Yeah EDN sucks, and they broke most of their links a long time ago anyway.
Seems there's a copy here (likely a dubious matter, but it's their responsibility not ours..):
https://www.radiolocman.com/shem/schematics.html?di=532995It's just an integrator with reset, a S&H to follow it, and a series of switches to make it do the thing.
Note that the level will decay slowly over time, between samples; charge is stored on C1 while the input is low, I think, and C2 when high. The use of CMOS switches and FET type op-amps makes this reasonable up to pretty fair duty cycles (like, using PP, PPS or C0G capacitors, and for less than 0.1% droop, a duty cycle below 1/1000 is probably fine, but maybe not 1/millions). For unlimited time between samples, better to also use the pulse to interrupt an MCU and run an ADC sample, thus preserving the information forever as digital bits free from analog decay. (Or, you know, anything made of equivalent logic, but the MCU is likely the most handy/accessible/compact solution. Minimal hardware would be something like, a parallel-output ADC with bus latch; those are bulky, and uncommon these days.)
Note also that minimum pulse widths must be observed; there will be some error in propagation time between switches (especially the one configured as an inverter gate), and the switches can only discharge/set the capacitors as fast as their resistance and switching times allow.
The mismatches should tend to manifest as nonzero intercept errors (charge injection, etc.), so can be subtracted out with a calibration step. Check that it doesn't vary with supply voltage or operating temperature, or if so, add those to the calibration table.

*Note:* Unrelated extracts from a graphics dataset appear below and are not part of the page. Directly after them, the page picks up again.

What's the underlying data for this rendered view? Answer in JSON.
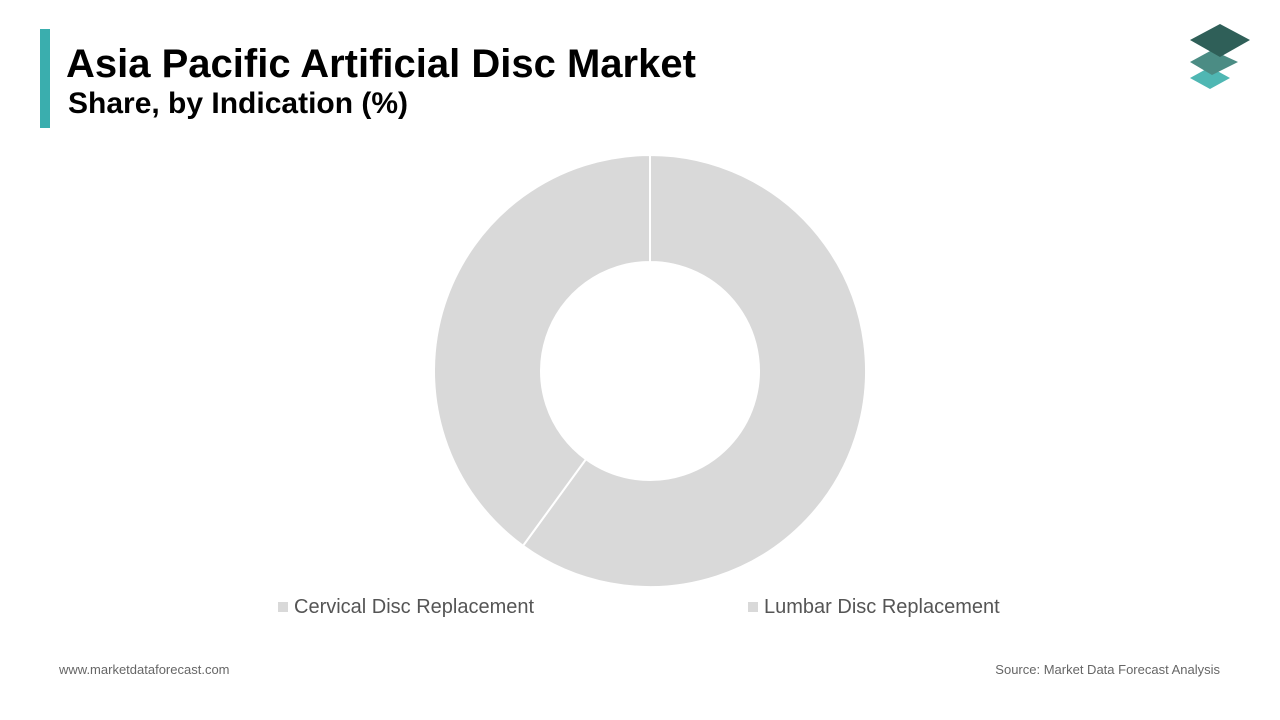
{
  "header": {
    "title": "Asia Pacific Artificial Disc Market",
    "subtitle": "Share, by Indication (%)"
  },
  "colors": {
    "accent": "#3aaeae",
    "slice": "#d9d9d9",
    "separator": "#ffffff",
    "logo_top": "#2f5f58",
    "logo_mid": "#4b8c84",
    "logo_bottom": "#4fb7b3"
  },
  "logo": {
    "icon": "stacked-layers-icon"
  },
  "chart_data": {
    "type": "pie",
    "variant": "donut",
    "categories": [
      "Cervical Disc Replacement",
      "Lumbar Disc Replacement"
    ],
    "values": [
      60,
      40
    ],
    "unit": "%",
    "legend_position": "bottom"
  },
  "footer": {
    "website": "www.marketdataforecast.com",
    "source": "Source: Market Data Forecast Analysis"
  }
}
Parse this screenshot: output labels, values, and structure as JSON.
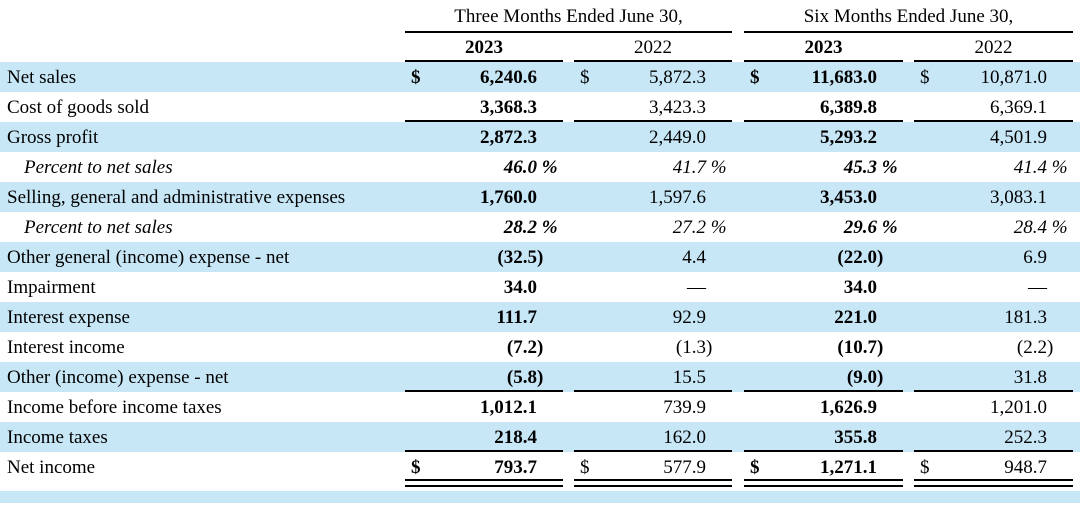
{
  "colors": {
    "stripe": "#c7e6f6",
    "text": "#000000",
    "rule": "#000000",
    "background": "#ffffff"
  },
  "table": {
    "col_groups": [
      {
        "label": "Three Months Ended June 30,"
      },
      {
        "label": "Six Months Ended June 30,"
      }
    ],
    "year_headers": [
      "2023",
      "2022",
      "2023",
      "2022"
    ],
    "rows": [
      {
        "label": "Net sales",
        "percent": false,
        "dollar": true,
        "shaded": true,
        "border_bottom": "none",
        "values": [
          "6,240.6",
          "5,872.3",
          "11,683.0",
          "10,871.0"
        ]
      },
      {
        "label": "Cost of goods sold",
        "percent": false,
        "dollar": false,
        "shaded": false,
        "border_bottom": "single",
        "values": [
          "3,368.3",
          "3,423.3",
          "6,389.8",
          "6,369.1"
        ]
      },
      {
        "label": "Gross profit",
        "percent": false,
        "dollar": false,
        "shaded": true,
        "border_bottom": "none",
        "values": [
          "2,872.3",
          "2,449.0",
          "5,293.2",
          "4,501.9"
        ]
      },
      {
        "label": "Percent to net sales",
        "percent": true,
        "dollar": false,
        "shaded": false,
        "border_bottom": "none",
        "values": [
          "46.0 %",
          "41.7 %",
          "45.3 %",
          "41.4 %"
        ]
      },
      {
        "label": "Selling, general and administrative expenses",
        "percent": false,
        "dollar": false,
        "shaded": true,
        "border_bottom": "none",
        "values": [
          "1,760.0",
          "1,597.6",
          "3,453.0",
          "3,083.1"
        ]
      },
      {
        "label": "Percent to net sales",
        "percent": true,
        "dollar": false,
        "shaded": false,
        "border_bottom": "none",
        "values": [
          "28.2 %",
          "27.2 %",
          "29.6 %",
          "28.4 %"
        ]
      },
      {
        "label": "Other general (income) expense - net",
        "percent": false,
        "dollar": false,
        "shaded": true,
        "border_bottom": "none",
        "values": [
          "(32.5)",
          "4.4",
          "(22.0)",
          "6.9"
        ]
      },
      {
        "label": "Impairment",
        "percent": false,
        "dollar": false,
        "shaded": false,
        "border_bottom": "none",
        "values": [
          "34.0",
          "—",
          "34.0",
          "—"
        ]
      },
      {
        "label": "Interest expense",
        "percent": false,
        "dollar": false,
        "shaded": true,
        "border_bottom": "none",
        "values": [
          "111.7",
          "92.9",
          "221.0",
          "181.3"
        ]
      },
      {
        "label": "Interest income",
        "percent": false,
        "dollar": false,
        "shaded": false,
        "border_bottom": "none",
        "values": [
          "(7.2)",
          "(1.3)",
          "(10.7)",
          "(2.2)"
        ]
      },
      {
        "label": "Other (income) expense - net",
        "percent": false,
        "dollar": false,
        "shaded": true,
        "border_bottom": "single",
        "values": [
          "(5.8)",
          "15.5",
          "(9.0)",
          "31.8"
        ]
      },
      {
        "label": "Income before income taxes",
        "percent": false,
        "dollar": false,
        "shaded": false,
        "border_bottom": "none",
        "values": [
          "1,012.1",
          "739.9",
          "1,626.9",
          "1,201.0"
        ]
      },
      {
        "label": "Income taxes",
        "percent": false,
        "dollar": false,
        "shaded": true,
        "border_bottom": "single",
        "values": [
          "218.4",
          "162.0",
          "355.8",
          "252.3"
        ]
      },
      {
        "label": "Net income",
        "percent": false,
        "dollar": true,
        "shaded": false,
        "border_bottom": "double",
        "values": [
          "793.7",
          "577.9",
          "1,271.1",
          "948.7"
        ]
      }
    ],
    "currency_symbol": "$"
  }
}
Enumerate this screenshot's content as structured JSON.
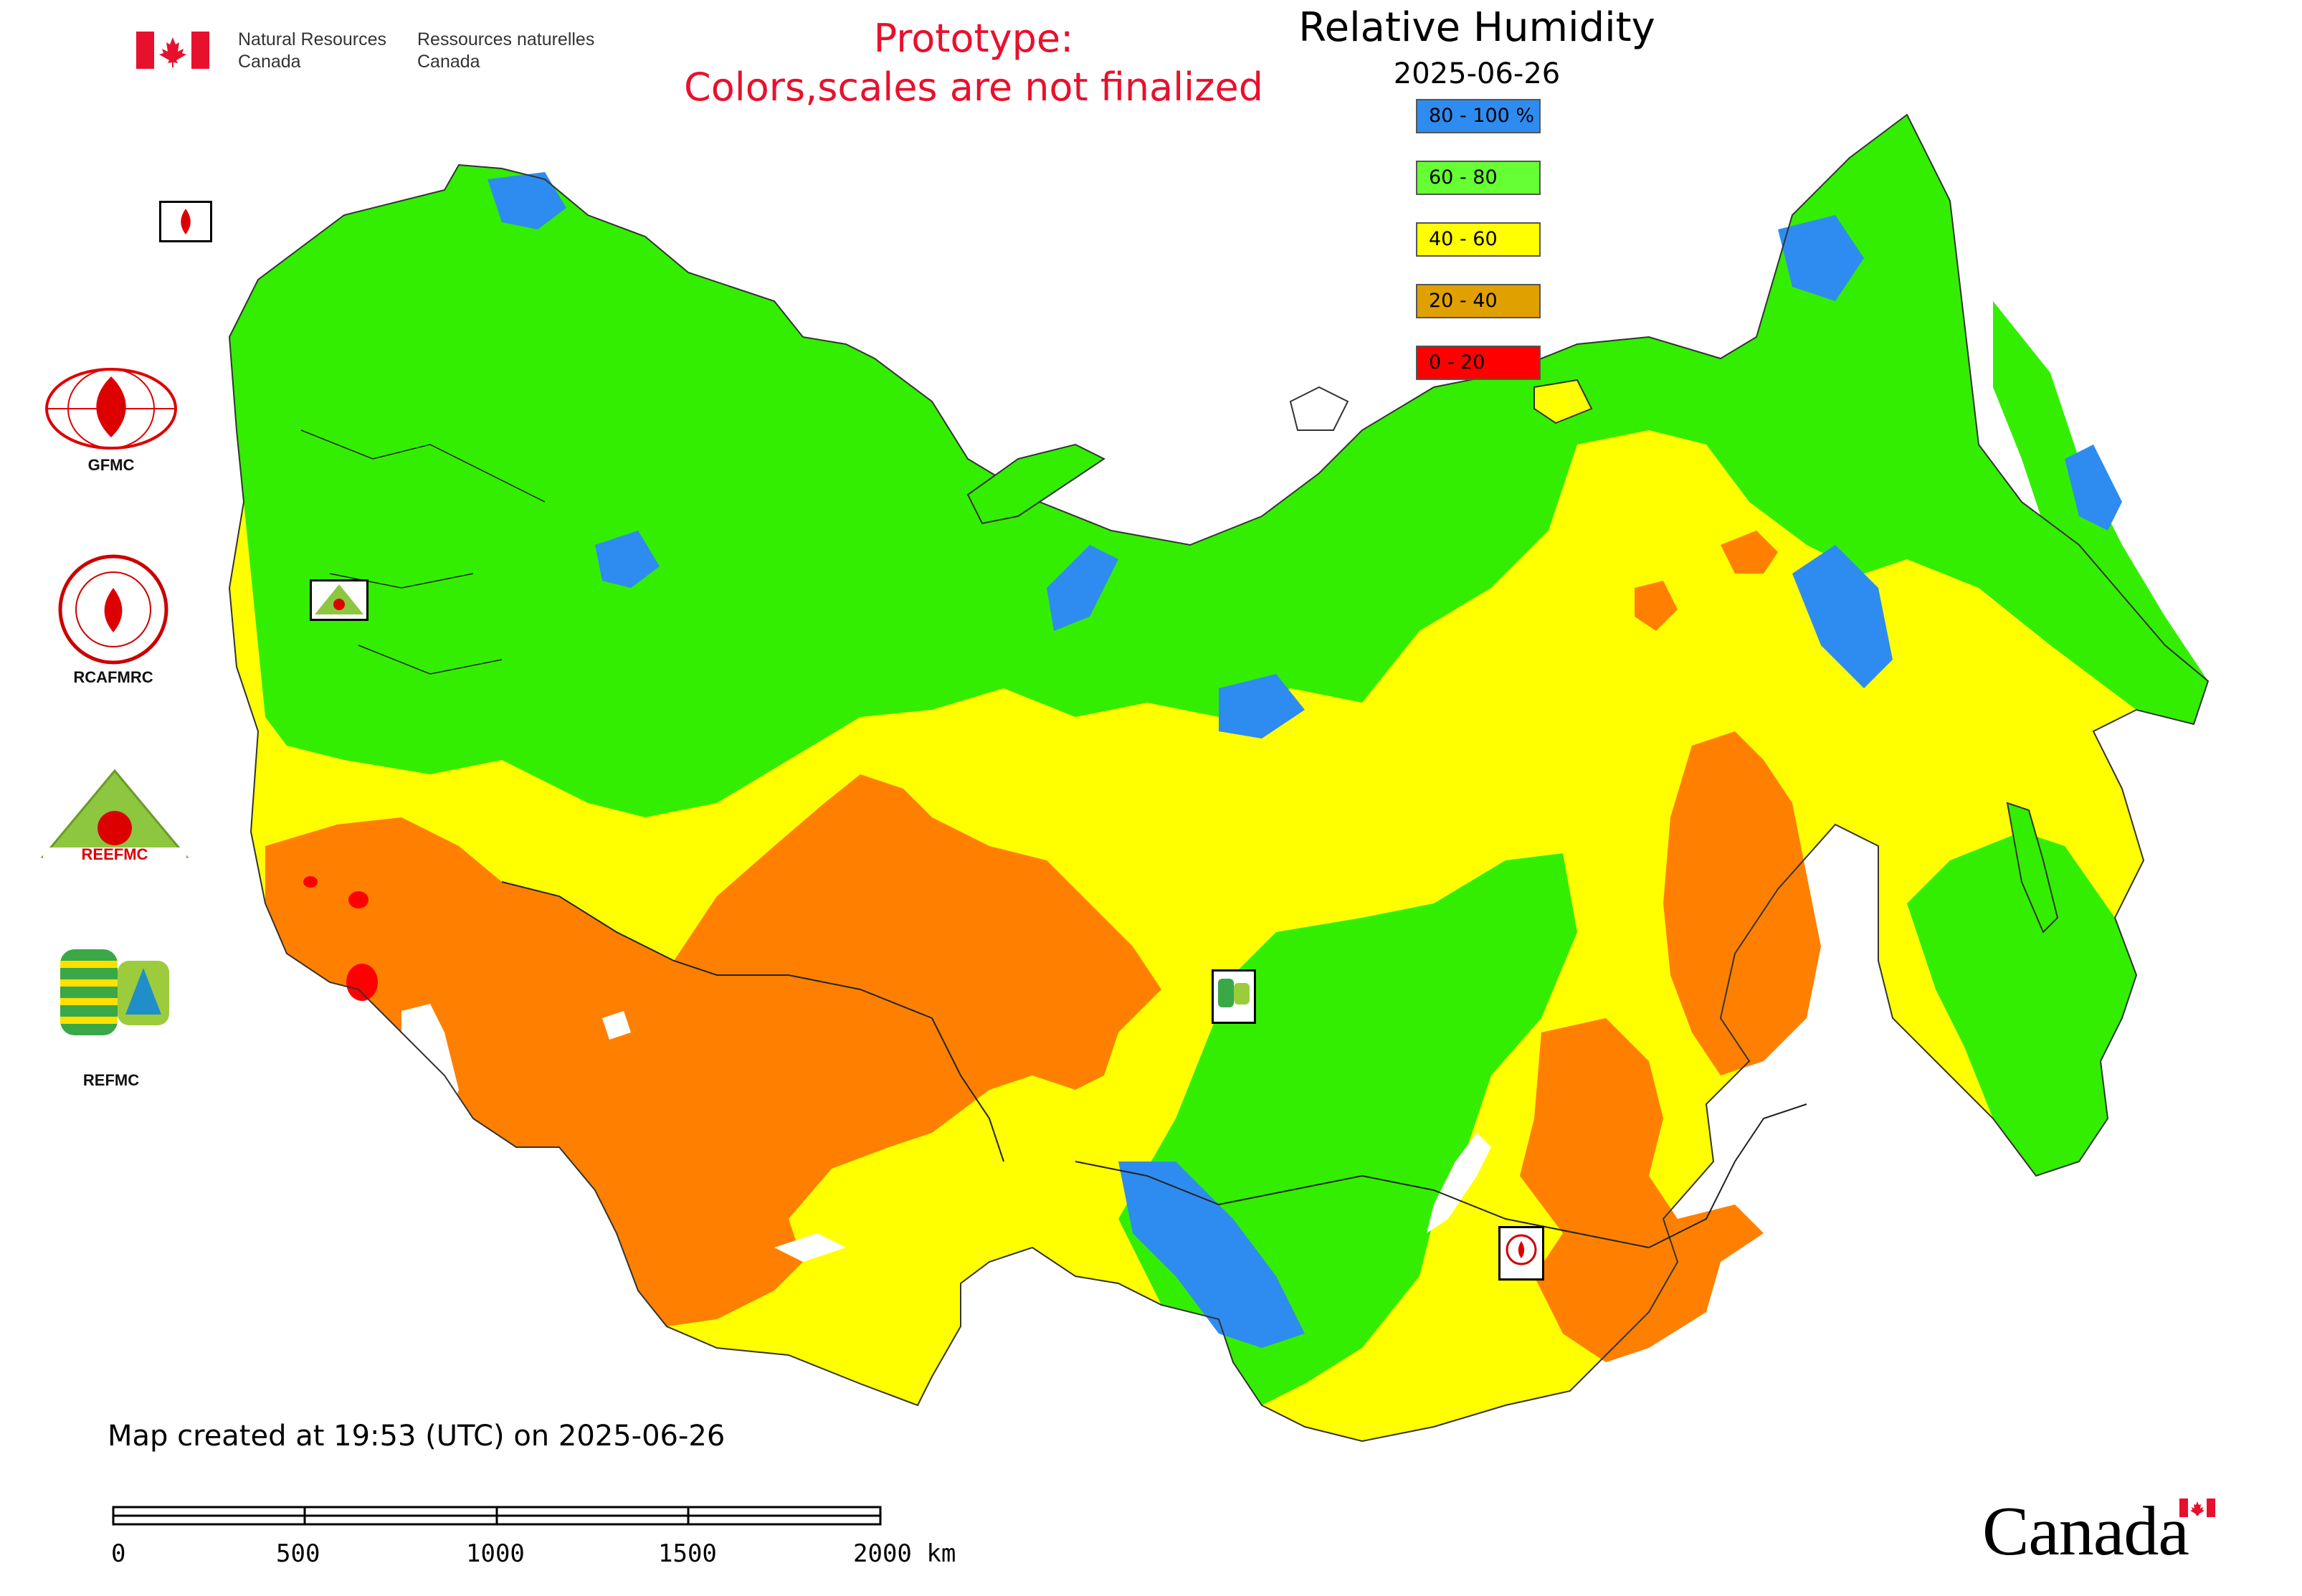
{
  "header": {
    "gov_en_1": "Natural Resources",
    "gov_en_2": "Canada",
    "gov_fr_1": "Ressources naturelles",
    "gov_fr_2": "Canada",
    "prototype_line1": "Prototype:",
    "prototype_line2": "Colors,scales are not finalized"
  },
  "legend": {
    "title": "Relative Humidity",
    "date": "2025-06-26",
    "classes": [
      {
        "label": "80 - 100 %",
        "color": "#2e8cf0"
      },
      {
        "label": "60 - 80",
        "color": "#66ff33"
      },
      {
        "label": "40 - 60",
        "color": "#ffff00"
      },
      {
        "label": "20 - 40",
        "color": "#e0a000"
      },
      {
        "label": "0 - 20",
        "color": "#ff0000"
      }
    ]
  },
  "map_colors": {
    "very_humid": "#2e8cf0",
    "humid": "#33ee00",
    "moderate": "#ffff00",
    "dry": "#ff8000",
    "very_dry": "#ff0000"
  },
  "logos": {
    "gfmc": "GFMC",
    "rcafmrc": "RCAFMRC",
    "reefmc": "REEFMC",
    "refmc": "REFMC"
  },
  "footer": {
    "created": "Map created at 19:53 (UTC) on 2025-06-26",
    "scale_ticks": [
      "0",
      "500",
      "1000",
      "1500",
      "2000 km"
    ],
    "wordmark": "Canada"
  }
}
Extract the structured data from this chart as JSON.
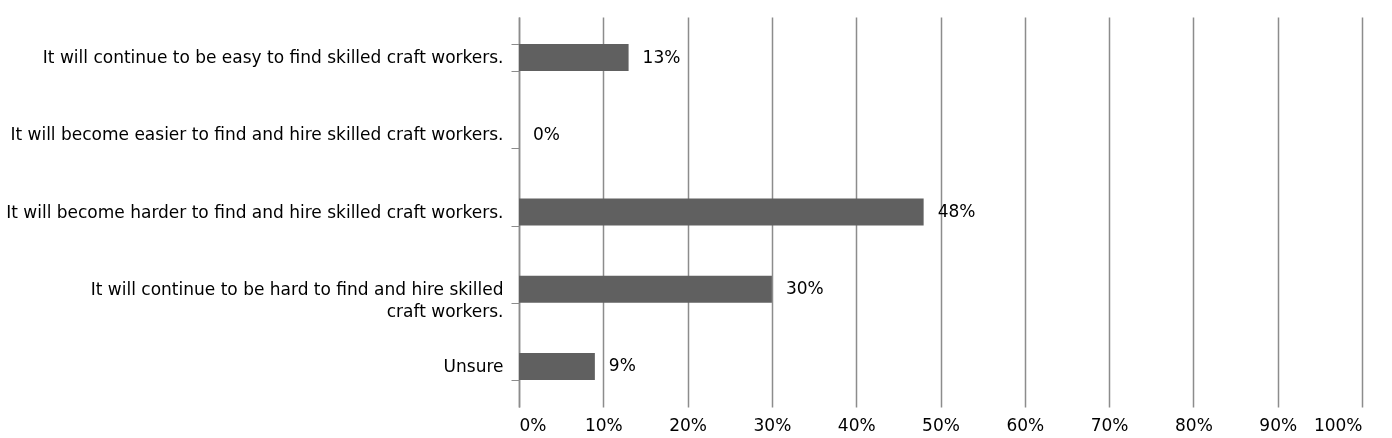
{
  "chart_data": {
    "type": "bar",
    "orientation": "horizontal",
    "categories": [
      "It will continue to be easy to find skilled craft workers.",
      "It will become easier to find and hire skilled craft workers.",
      "It will become harder to find and hire skilled craft workers.",
      "It will continue to be hard to find and hire skilled craft workers.",
      "Unsure"
    ],
    "values": [
      13,
      0,
      48,
      30,
      9
    ],
    "value_labels": [
      "13%",
      "0%",
      "48%",
      "30%",
      "9%"
    ],
    "color": "#606060",
    "xlim": [
      0,
      100
    ],
    "xticks": [
      {
        "value": 0,
        "label": "0%"
      },
      {
        "value": 10,
        "label": "10%"
      },
      {
        "value": 20,
        "label": "20%"
      },
      {
        "value": 30,
        "label": "30%"
      },
      {
        "value": 40,
        "label": "40%"
      },
      {
        "value": 50,
        "label": "50%"
      },
      {
        "value": 60,
        "label": "60%"
      },
      {
        "value": 70,
        "label": "70%"
      },
      {
        "value": 80,
        "label": "80%"
      },
      {
        "value": 90,
        "label": "90%"
      },
      {
        "value": 100,
        "label": "100%"
      }
    ],
    "grid": "x"
  }
}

You do have the advantage that, resolution is perfectly continuous -- limited instead by noise performance (sampling aperture basically), and whatever other sources of interference might apply. Whereas measuring your pulses with a typical MCU might give 7-16 bits accuracy, depending on hardware and clock speed. Which, the upper end of that is pretty good honestly, but if you're constrained for other reasons (very cheap MCU?) you'll be stuck by low clock rate, and an analog method might not even be that impractical, in a real-world application. (It likely won't be fantastic in current consumption, though -- op-amps of reasonable speed (say >10MHz GBW?) tend to consume a few mA. But this could be mitigated in a number of ways, too.)